The value of trust to both politicians and businesses cannot be overstated.
With it comes a licence to operate and the freedom to make controversial decisions. Without it, every judgement is questioned, every decision subject to withering scrutiny.
The details of Blair's credibility gap on Iraq are unambiguous. An NOP poll this week claimed that 60 per cent of the population believed he had lied over the threat posed by Iraq. Two-fifths said he should resign.
And yet, the sort of trust needed to govern effectively is not one-dimensional.
It is perfectly conceivable to trust someone on one issue, but not on another - to allow some latitude on public services, say, while condemning his alleged deceit on Iraq.

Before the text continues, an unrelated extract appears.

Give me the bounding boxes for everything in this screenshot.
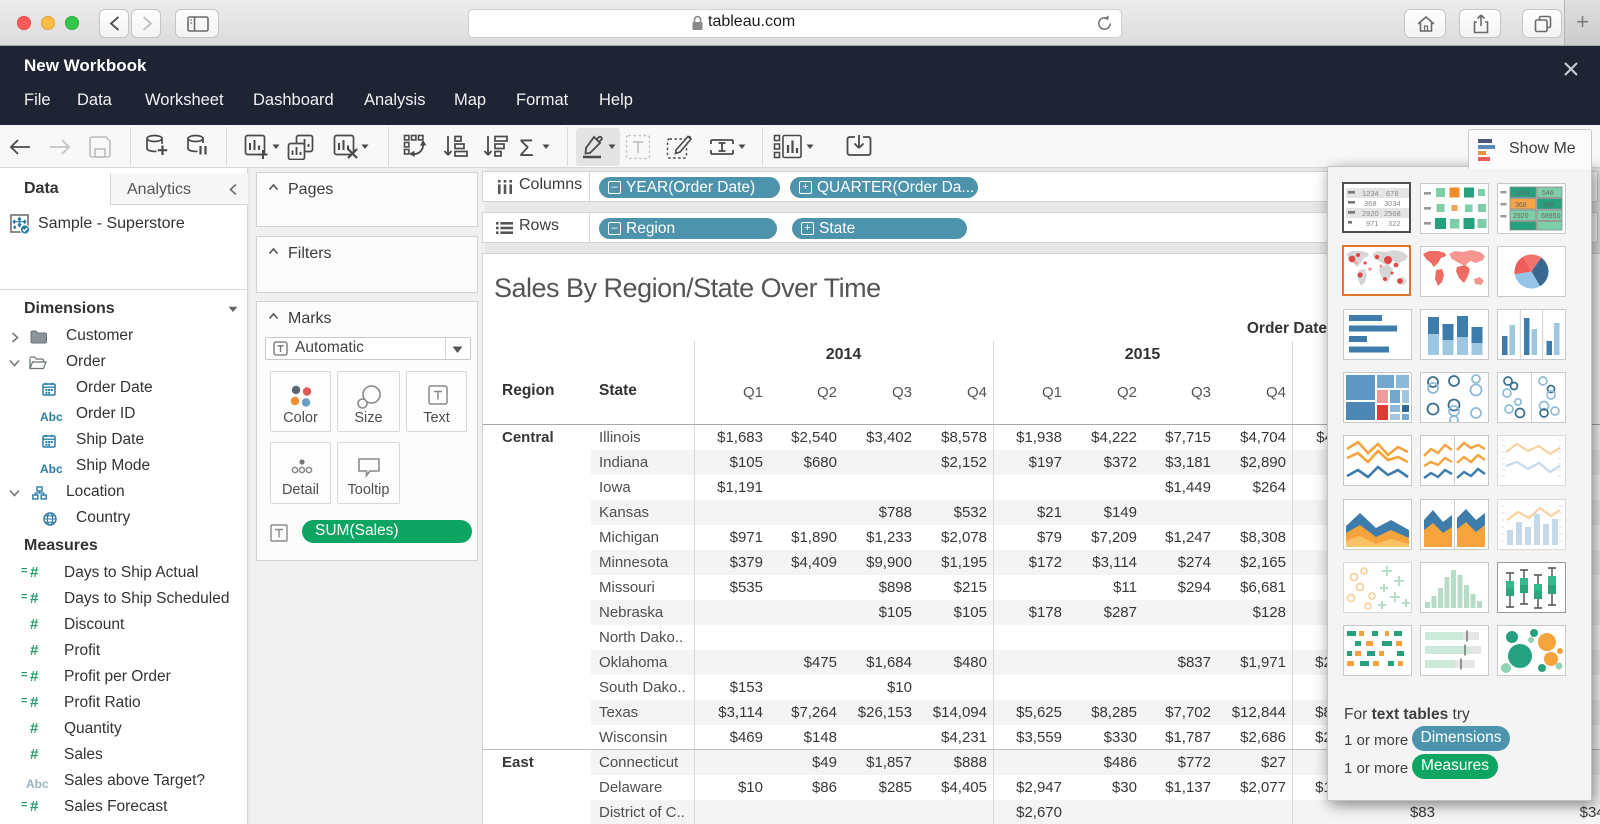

The Labour Party, of course, trusts Blair on neither. But then, as was underlined anew by his speech in Bournemouth, the leader's cool relations with the party have always been offset by the fact that he commands popularity in the wider electorate. Polls this week suggesting a continuing Labour lead over the Tories and the Liberal Democrats can only confirm that view.
So those advising the Prime Minister clearly feel all is not lost on issues outside the Iraq quagmire. The launch of what Blair called the largest policy consultation exercise in British history will have lobbyists rubbing their hands in anticipation. For a leader beset by allegations of arrogance and ignoring advice, it was also a PR masterstroke.